First, it reduces legal rights for consumers. The change will remove a person’s right to take legal action for compensation for a breach of responsible lending standards.
The ABA says borrowers will still have recourse to the courts, but their legal rights during any court action would be dramatically reduced. Furthermore, the powers of the independent dispute resolution body, the Australian Financial Complaints Authority (AFCA), will be neutered. AFCA’s rules limit its ability to consider complaints about credit risk, and removing responsible lending laws will make it harder to do its job.
Second, the proposal removes a swathe of criminal and civil penalties, particularly for banks. This reduces incentives for lenders to comply with good lending standards. This is because the changes reduce the likelihood that lenders will face court penalties for breach of lending standards.

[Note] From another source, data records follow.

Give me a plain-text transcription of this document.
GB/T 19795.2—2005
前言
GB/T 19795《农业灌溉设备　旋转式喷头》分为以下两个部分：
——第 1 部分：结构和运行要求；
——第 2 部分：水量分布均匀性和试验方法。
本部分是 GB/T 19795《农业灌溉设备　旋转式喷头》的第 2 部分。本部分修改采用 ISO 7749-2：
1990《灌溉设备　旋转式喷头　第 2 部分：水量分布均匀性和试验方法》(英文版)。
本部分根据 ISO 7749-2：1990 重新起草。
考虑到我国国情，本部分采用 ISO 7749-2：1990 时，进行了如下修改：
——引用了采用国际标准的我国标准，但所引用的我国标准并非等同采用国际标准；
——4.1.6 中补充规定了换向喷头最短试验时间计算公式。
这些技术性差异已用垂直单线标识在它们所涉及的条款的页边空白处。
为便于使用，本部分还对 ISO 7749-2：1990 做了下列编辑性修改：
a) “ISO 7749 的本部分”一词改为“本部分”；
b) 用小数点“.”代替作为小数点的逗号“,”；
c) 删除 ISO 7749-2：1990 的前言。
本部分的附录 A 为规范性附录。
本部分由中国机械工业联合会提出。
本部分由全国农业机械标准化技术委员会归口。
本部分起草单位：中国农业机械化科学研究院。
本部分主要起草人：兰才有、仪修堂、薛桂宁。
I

The ABA says APRA can hand down penalties such as the requirement to hold more capital. This ignores the fact that APRA is unlikely to take action in relation to lending that is profitable to banks. The threat of public court enforcement action is a powerful disincentive to bad behaviour, but the new regime means this regulatory tool is far less likely.
Third, abolishing responsible lending laws weakens credit assessment processes. In particular, lenders will no longer be required to understand the borrower’s requirements and objectives for a loan, increasing the risk that an inappropriate loan – perhaps with greater fees or interest, or riskier conditions- will be provided.
When the banking royal commission’s final report was released, Bligh asked to not “judge banks by their words, judge them by their actions in the coming weeks, the coming months, as they implement this report.”
We are doing just that. Actions that include outright lobbying against consumer protections and back-flipping in their support for royal commission recommendations.
Bligh has also quoted the old adage that trust arrives on a tortoise and leaves on a galloping steed. The tortoise just handed the baton back to the steed.